The blood libel is only a superficial issue, mind. More profoundly, this rumour about Foucault's life exists because of the human love of proportionality in all things. HIV/AIDS is a big disease, a growing disease, one that's inflicting suffering and fear and death around the world. It would be nice to believe that its origins are in proportion to its effects, that an illness responsible for tens of millions of dead was produced by some equally reprehensible evil action. We might want HIV to have been engineered by a precocious biotechnology industry commanded to see what would happen if by some malign agency. We might even want HIV, if a natural illness, to have been spread by some evil-minded people, or at least by the criminally negligent. It's the same reason that some people would like to believe that President Kennedy was assassinated not by a lone gunman, but by an assassin hired by a great conspiracy: Can such great things come from such small people? Should they?

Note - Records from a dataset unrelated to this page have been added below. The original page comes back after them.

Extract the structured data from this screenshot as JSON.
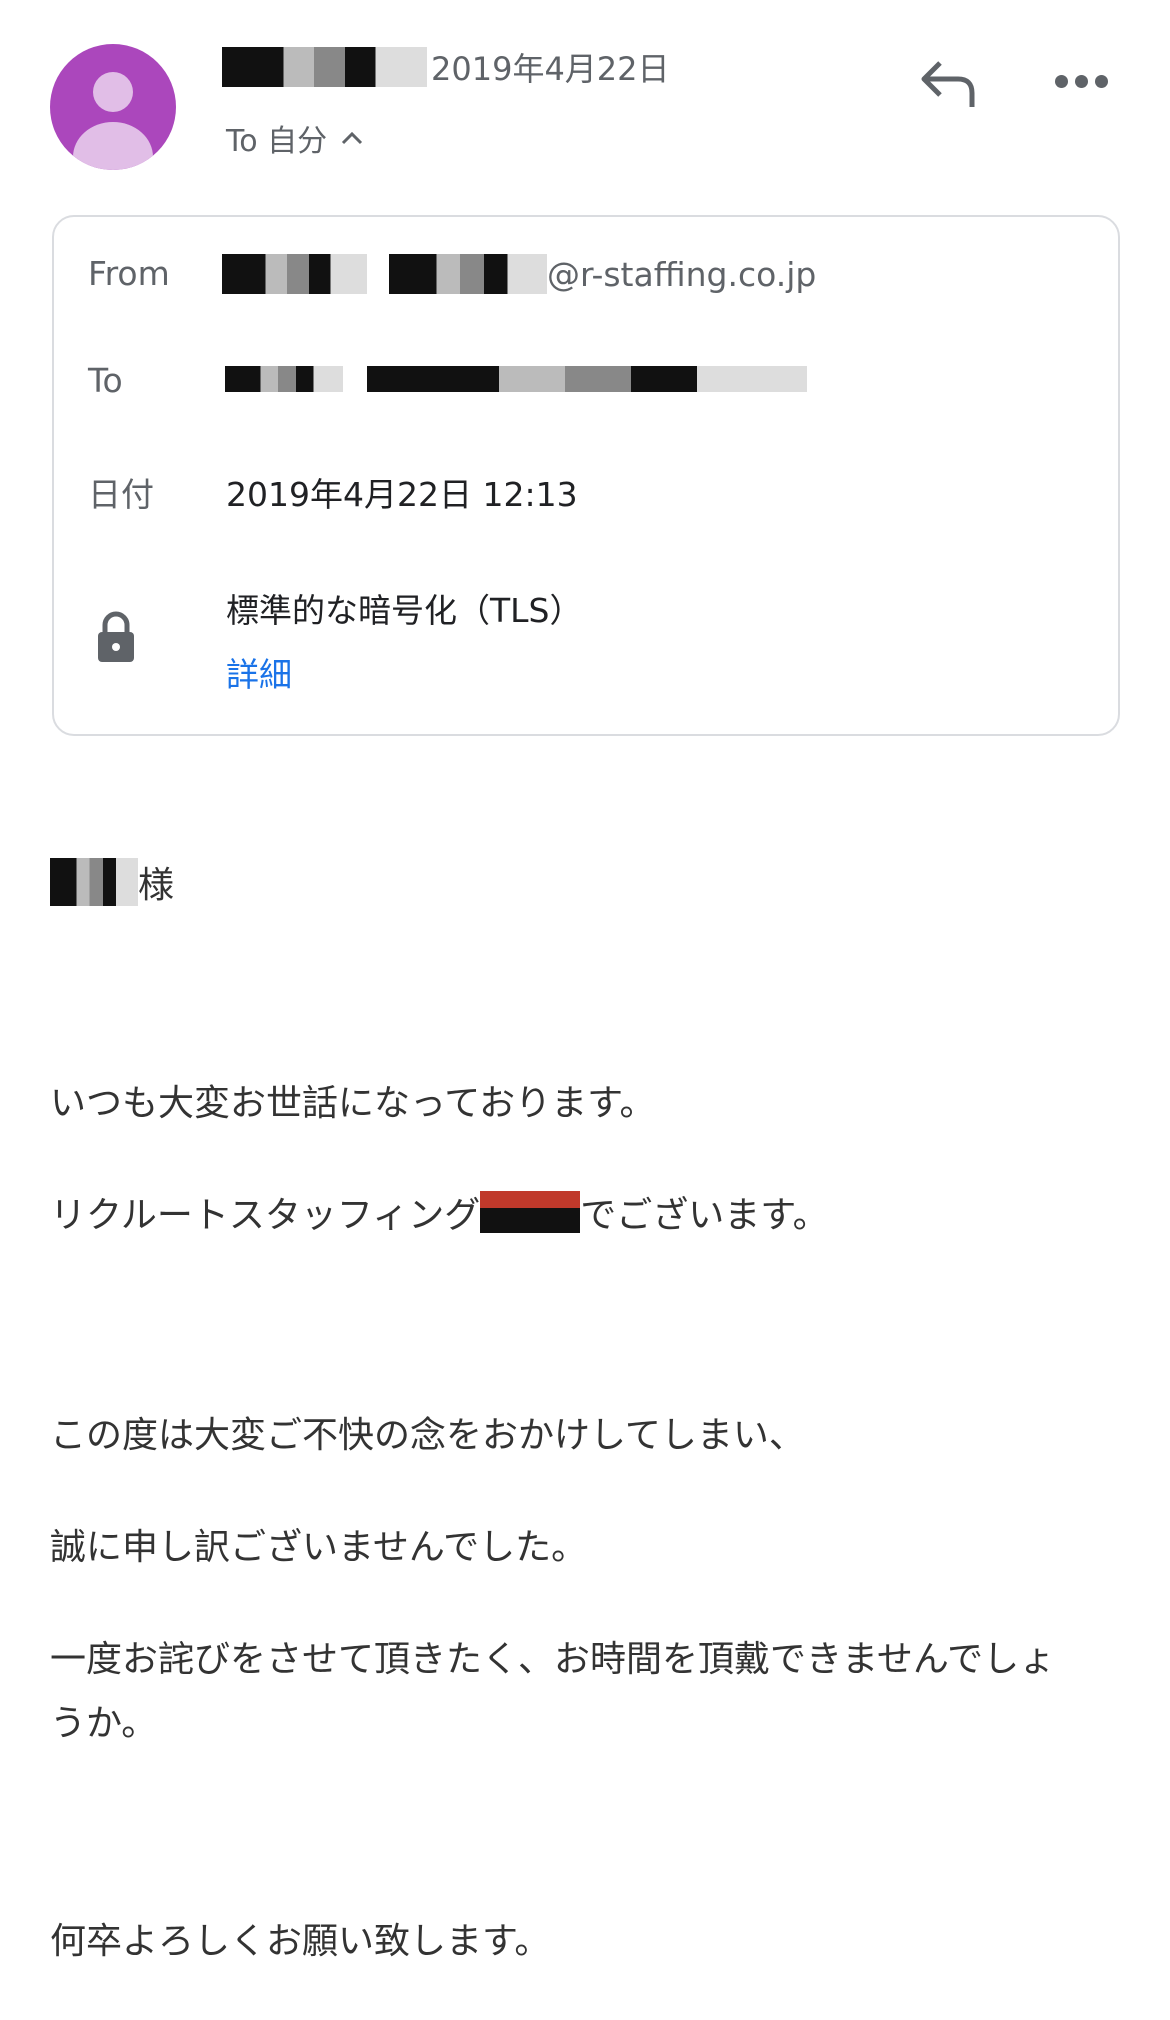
{
  "header": {
    "avatar_icon": "person-avatar-icon",
    "sender_name": "[redacted]",
    "date": "2019年4月22日",
    "to_label": "To 自分",
    "expand_icon": "chevron-up-icon",
    "reply_icon": "reply-icon",
    "more_icon": "more-horiz-icon",
    "avatar_color": "#ab47bc"
  },
  "details": {
    "from_label": "From",
    "from_value_suffix": "@r-staffing.co.jp",
    "to_label": "To",
    "to_value": "[redacted]",
    "date_label": "日付",
    "date_value": "2019年4月22日 12:13",
    "security_icon": "lock-icon",
    "security_text": "標準的な暗号化（TLS）",
    "details_link": "詳細",
    "link_color": "#1a73e8"
  },
  "body": {
    "salutation_suffix": "様",
    "lines": [
      "いつも大変お世話になっております。",
      "リクルートスタッフィング",
      "でございます。",
      "この度は大変ご不快の念をおかけしてしまい、",
      "誠に申し訳ございませんでした。",
      "一度お詫びをさせて頂きたく、お時間を頂戴できませんでしょ",
      "うか。",
      "何卒よろしくお願い致します。"
    ]
  }
}
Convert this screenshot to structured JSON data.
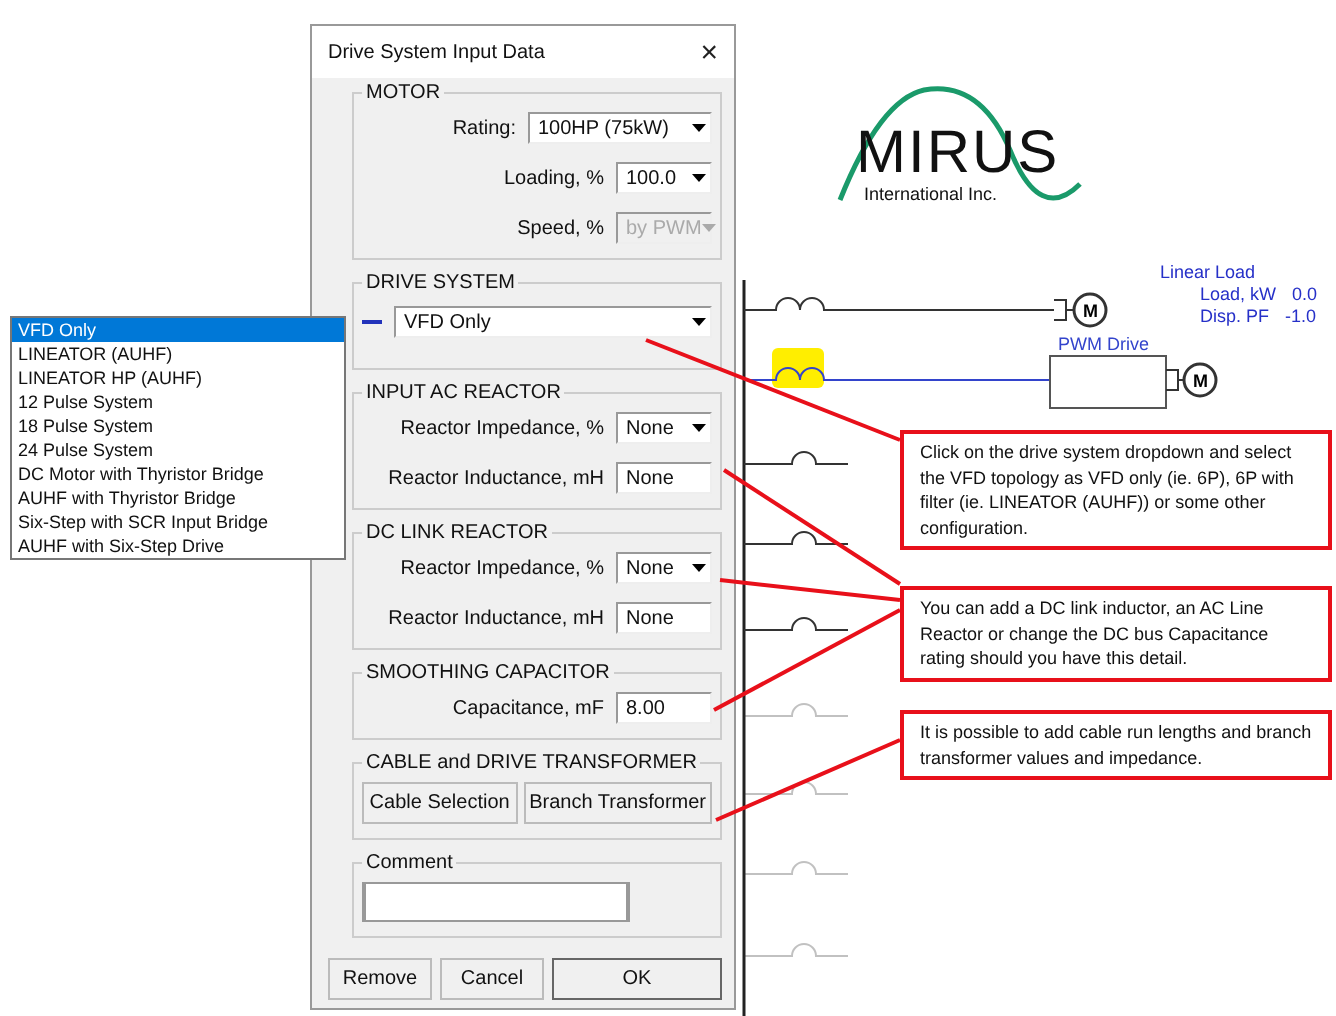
{
  "diagram": {
    "logo": {
      "name": "MIRUS",
      "subtitle": "International Inc."
    },
    "load": {
      "title": "Linear Load",
      "rows": [
        {
          "label": "Load, kW",
          "value": "0.0"
        },
        {
          "label": "Disp. PF",
          "value": "-1.0"
        }
      ]
    },
    "branches": [
      {
        "kind": "motor",
        "highlighted": false,
        "faded": false,
        "motor": "M"
      },
      {
        "kind": "drive",
        "highlighted": true,
        "faded": false,
        "motor": "M",
        "drive_label": "PWM Drive"
      },
      {
        "kind": "stub",
        "highlighted": false,
        "faded": false
      },
      {
        "kind": "stub",
        "highlighted": false,
        "faded": false
      },
      {
        "kind": "stub",
        "highlighted": false,
        "faded": false
      },
      {
        "kind": "stub",
        "highlighted": false,
        "faded": true
      },
      {
        "kind": "stub",
        "highlighted": false,
        "faded": true
      },
      {
        "kind": "stub",
        "highlighted": false,
        "faded": true
      },
      {
        "kind": "stub",
        "highlighted": false,
        "faded": true
      }
    ]
  },
  "dialog": {
    "title": "Drive System Input Data",
    "close": "×",
    "groups": [
      {
        "legend": "MOTOR",
        "rows": [
          {
            "kind": "select",
            "label": "Rating:",
            "value": "100HP (75kW)",
            "disabled": false,
            "wide": true
          },
          {
            "kind": "select",
            "label": "Loading, %",
            "value": "100.0",
            "disabled": false,
            "wide": false
          },
          {
            "kind": "select",
            "label": "Speed, %",
            "value": "by PWM",
            "disabled": true,
            "wide": false
          }
        ]
      },
      {
        "legend": "DRIVE SYSTEM",
        "rows": [
          {
            "kind": "drive",
            "value": "VFD Only"
          }
        ]
      },
      {
        "legend": "INPUT AC REACTOR",
        "rows": [
          {
            "kind": "select",
            "label": "Reactor Impedance, %",
            "value": "None",
            "disabled": false,
            "wide": false
          },
          {
            "kind": "input",
            "label": "Reactor Inductance, mH",
            "value": "None"
          }
        ]
      },
      {
        "legend": "DC LINK REACTOR",
        "rows": [
          {
            "kind": "select",
            "label": "Reactor Impedance, %",
            "value": "None",
            "disabled": false,
            "wide": false
          },
          {
            "kind": "input",
            "label": "Reactor Inductance, mH",
            "value": "None"
          }
        ]
      },
      {
        "legend": "SMOOTHING CAPACITOR",
        "rows": [
          {
            "kind": "input",
            "label": "Capacitance, mF",
            "value": "8.00"
          }
        ]
      },
      {
        "legend": "CABLE and DRIVE TRANSFORMER",
        "rows": [
          {
            "kind": "buttons",
            "buttons": [
              "Cable Selection",
              "Branch Transformer"
            ]
          }
        ]
      },
      {
        "legend": "Comment",
        "rows": [
          {
            "kind": "comment"
          }
        ]
      }
    ],
    "buttons": [
      "Remove",
      "Cancel",
      "OK"
    ]
  },
  "dropdown": {
    "items": [
      {
        "label": "VFD Only",
        "selected": true
      },
      {
        "label": "LINEATOR (AUHF)",
        "selected": false
      },
      {
        "label": "LINEATOR HP (AUHF)",
        "selected": false
      },
      {
        "label": "12 Pulse System",
        "selected": false
      },
      {
        "label": "18 Pulse System",
        "selected": false
      },
      {
        "label": "24 Pulse System",
        "selected": false
      },
      {
        "label": "DC Motor with Thyristor Bridge",
        "selected": false
      },
      {
        "label": "AUHF with Thyristor Bridge",
        "selected": false
      },
      {
        "label": "Six-Step with SCR Input Bridge",
        "selected": false
      },
      {
        "label": "AUHF with Six-Step Drive",
        "selected": false
      }
    ]
  },
  "callouts": [
    {
      "text": "Click on the drive system dropdown and select the VFD topology as VFD only (ie. 6P), 6P with filter (ie. LINEATOR (AUHF)) or some other configuration."
    },
    {
      "text": "You can add a DC link inductor, an AC Line Reactor or change the DC bus Capacitance rating should you have this detail."
    },
    {
      "text": "It is possible to add cable run lengths and branch transformer values and impedance."
    }
  ]
}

The human trouble is that nature doesn't obey our laws of aesthetics. It might comfort us to believe that HIV did not emerge via natural processes, or that HIV did not and does not spread as a consequence of natural if short-sighted human behaviours, but we can't claim these comforts, not legitimately. Things escape our control and have consequences out of all proportion to their causes, and these things can happen to us. They already did; they may yet again. All that we can do now is try to protect ourselves from the worst and most easily foreseeable of these things and hope that nothing new emerges in the meantime. That's what I do. It seems to work so far.